Le prix de l’orchestre
Un peu avant 17 heures, dans la salle Mozart, bruisse l’excitation d’une fin d’événement, qu’attise avec humour Björn Gottstein, le directeur artistique du Donaueschinger Musiktage (très applaudi -c’est sa dernière édition, il cède la place à Lydia Rilling, actuelle Chief Dramaturg à la Philharmonie Luxembourg) quand il prend la parole pour annoncer que, contrairement à plusieurs interventions précédentes, « il n’y a pas de changement d’ordre de passage dans le programme »… The Red Death, l’oratorio, proche de la narration théâtrale, de Francesco Filidei (Pise) est confié aux mains de Sylvain Cambreling qui dirige le SWR Symphonieorchester, les intervenants de l’IRCAM (pour l’électronique), les chœurs de la Chorwerk Ruhr et du SWR Vokalensemble, et bien sûr les voix solistes (que je croiserai plus tard, tout sourire, à l’Osteria Veneta où je conclus le plaisir des sens de quatre jours de musique par un goûteux et finement préparé « filetto di fassone piemontese »). La nouvelle d’Edgar Allan Poe (Le masque de la mort rouge) dont s’inspire le livret écrit par Hannah Dübgen, prend à nos yeux une nouvelle dimension : le Covid s’insinue derrière le choléra, sur fond d’exigence sociale d’une humanité trompée par sa propre intolérance à l’incertitude. Ce n’est pas ma forme musicale de prédilection, mais la pièce, imposante, récolte à juste titre l’« Orchesterpreis » du Donaueschinger Musiktage 2021, sous les applaudissements nourris d’un public chaleureux et ravi.
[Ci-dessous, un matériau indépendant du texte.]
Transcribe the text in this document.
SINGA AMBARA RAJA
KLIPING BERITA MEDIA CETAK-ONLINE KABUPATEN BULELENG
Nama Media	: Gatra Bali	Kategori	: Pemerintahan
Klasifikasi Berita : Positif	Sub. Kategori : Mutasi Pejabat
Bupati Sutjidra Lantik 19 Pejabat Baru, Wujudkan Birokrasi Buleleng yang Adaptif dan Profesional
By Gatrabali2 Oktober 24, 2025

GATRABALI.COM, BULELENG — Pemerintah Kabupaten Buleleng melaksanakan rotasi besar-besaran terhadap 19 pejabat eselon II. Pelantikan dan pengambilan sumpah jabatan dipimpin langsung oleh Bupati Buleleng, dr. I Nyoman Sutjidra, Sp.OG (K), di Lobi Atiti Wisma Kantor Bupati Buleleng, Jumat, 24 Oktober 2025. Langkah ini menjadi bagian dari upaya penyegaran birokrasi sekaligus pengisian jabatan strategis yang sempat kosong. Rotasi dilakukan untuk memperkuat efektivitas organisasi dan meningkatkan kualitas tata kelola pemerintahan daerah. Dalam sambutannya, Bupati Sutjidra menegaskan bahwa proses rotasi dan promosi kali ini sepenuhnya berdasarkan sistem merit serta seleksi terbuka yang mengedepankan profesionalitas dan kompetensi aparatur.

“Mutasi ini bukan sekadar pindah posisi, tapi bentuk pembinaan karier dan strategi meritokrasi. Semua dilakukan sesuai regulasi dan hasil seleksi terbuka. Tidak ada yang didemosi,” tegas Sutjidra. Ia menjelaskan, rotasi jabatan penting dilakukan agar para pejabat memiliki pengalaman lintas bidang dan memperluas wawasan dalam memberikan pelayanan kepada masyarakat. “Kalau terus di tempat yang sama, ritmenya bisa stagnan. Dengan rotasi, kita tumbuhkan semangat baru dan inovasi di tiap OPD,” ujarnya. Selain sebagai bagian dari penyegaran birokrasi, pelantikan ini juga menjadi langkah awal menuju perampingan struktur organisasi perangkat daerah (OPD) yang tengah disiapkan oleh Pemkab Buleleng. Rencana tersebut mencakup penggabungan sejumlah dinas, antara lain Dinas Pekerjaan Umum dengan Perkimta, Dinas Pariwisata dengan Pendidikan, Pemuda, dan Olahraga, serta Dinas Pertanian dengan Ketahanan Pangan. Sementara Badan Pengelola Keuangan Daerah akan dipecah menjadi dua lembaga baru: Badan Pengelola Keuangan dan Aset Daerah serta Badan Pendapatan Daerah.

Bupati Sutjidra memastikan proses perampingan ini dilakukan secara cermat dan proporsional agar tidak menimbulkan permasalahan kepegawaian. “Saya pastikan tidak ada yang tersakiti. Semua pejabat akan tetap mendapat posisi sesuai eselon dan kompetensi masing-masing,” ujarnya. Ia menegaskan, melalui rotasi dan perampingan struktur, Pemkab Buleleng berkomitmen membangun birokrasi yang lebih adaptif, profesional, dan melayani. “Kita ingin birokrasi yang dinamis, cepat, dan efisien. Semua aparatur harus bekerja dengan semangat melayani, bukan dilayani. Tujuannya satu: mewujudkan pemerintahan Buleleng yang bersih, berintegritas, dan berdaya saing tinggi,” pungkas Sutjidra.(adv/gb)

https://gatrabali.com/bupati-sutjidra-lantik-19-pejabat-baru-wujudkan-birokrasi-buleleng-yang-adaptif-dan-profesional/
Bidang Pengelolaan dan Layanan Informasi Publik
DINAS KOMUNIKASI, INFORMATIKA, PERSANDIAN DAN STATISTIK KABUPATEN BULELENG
C’est beaucoup, mais pas exhaustif
Et, bien sûr, je n’ai pas tout vu, (car parfois il faut dormir) telles Ephémère enchaîné, la collection aussi hétéroclite que sonore et nocturne (en chantier depuis 2014) de François Sarhan, la musique pour film de Johannes Kreidler, certaines conférences que mon allemand à peine culinaire m’interdit, l’une ou l’autre installation, sculpture visuelle ou exposition (dont les panneaux retraçant les 100 ans d’histoire musicale auraient gagné à une traduction anglaise) consacrée à cet anniversaire séculaire -et hors du commun.
On est dimanche, le Donaueschinger Musiktage a eu 100 ans.